Wednesday, June 5, 2013

Corporate Misalignment: When Communications Is Not the Answer. A Case History


Client Challenge
When I was the Research Director for GolinHarris, we did a communications audit for a national bank. It had grown through recent mergers and acquisitions with smaller regional banks, and management wanted to re-launch the enlarged entity as a single customer-oriented organization.

Research and Findings
I conducted management interviews, ran focus groups with employees, and reviewed customer research already completed by the bank. I also interviewed customer specialists and synthesized research done by other members of the team who worked with investment analysts, community thought leaders, regulators and legislators.

The research clearly showed stakeholders – customers and employees in particular -- did not feel the Bank was customer-oriented. One reason was, because of the Bank’s rapid expansion through acquisition, it was using at least seven separate technological platforms. The fragmented technology led to very visible problems such as customers with bank accounts in one state being unable to cash checks at the bank's outlets in other states. Moreover, because of the multiple technological platforms, the bank was unable to be nimble in the way that most customer-oriented organizations are. For example, for the CEO to send an e-mail to all employees, different subsidiaries would have to re-input the message to reach their employees.

Recommendations
The team recommended that the bank not present itself as customer-oriented. Employees and customers would not have believed this.
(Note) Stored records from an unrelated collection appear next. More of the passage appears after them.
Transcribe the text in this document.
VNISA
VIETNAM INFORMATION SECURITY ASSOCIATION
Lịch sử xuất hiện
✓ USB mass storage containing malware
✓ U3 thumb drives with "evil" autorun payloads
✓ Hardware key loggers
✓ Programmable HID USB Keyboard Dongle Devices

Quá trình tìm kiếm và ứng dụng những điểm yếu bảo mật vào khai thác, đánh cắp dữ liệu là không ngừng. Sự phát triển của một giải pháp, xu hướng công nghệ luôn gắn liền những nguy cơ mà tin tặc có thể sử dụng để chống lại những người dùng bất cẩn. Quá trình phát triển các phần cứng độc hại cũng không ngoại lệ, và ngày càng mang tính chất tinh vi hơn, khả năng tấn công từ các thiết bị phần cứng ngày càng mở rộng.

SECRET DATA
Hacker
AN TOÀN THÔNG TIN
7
Worse, by making statements these audiences did not believe, the bank would most likely cause them to question other positive messages from the Bank that might well have had solid experiential support.

Instead, we recommended messaging that showed the bank recognized the problem and that it was trying to become more customer-oriented. We futher recommended they support this by talking about the steps they were taking to be more customer-friendly.

In addition, we told the Bank we believed it could never be leading edge in customer responsiveness until it solved its platform infrastructure problem. In our view, the Bank was not operationally aligned with the promise it wanted to make, so it should not make that promise until the alignment was fixed.

Results
I would like to share with you that the bank took our recommendations and is now considered the most customer-friendly bank in the United States.

Unfortunately, I cannot.

Two weeks after our presentation, the bank was merged with another bank, the CEO who had commissioned our work left, and I never worked with that bank again or heard the final fate of our recommendations.

Despite this, it was great to be able to work on such a high level project. I was also pleased to work on a consultation that concluded that if an organization cannot operationally deliver on a promise it wants to make, communications is not the answer. On this occasion, we communications consultants were the management consultants we should be.

3 comments:

Gina Cuclis said...

Excellent post Forest. However, I would argue communication was the answer, providing it was the right message. Communication is not the answer when the message does not align with the true story.

Forrest W. Anderson said...

Good point Gina, and thanks for your comment!

You are right, but, considering what the organization wanted to achieve, they still needed to make some non-communications changes. They could not communicate their way out of it.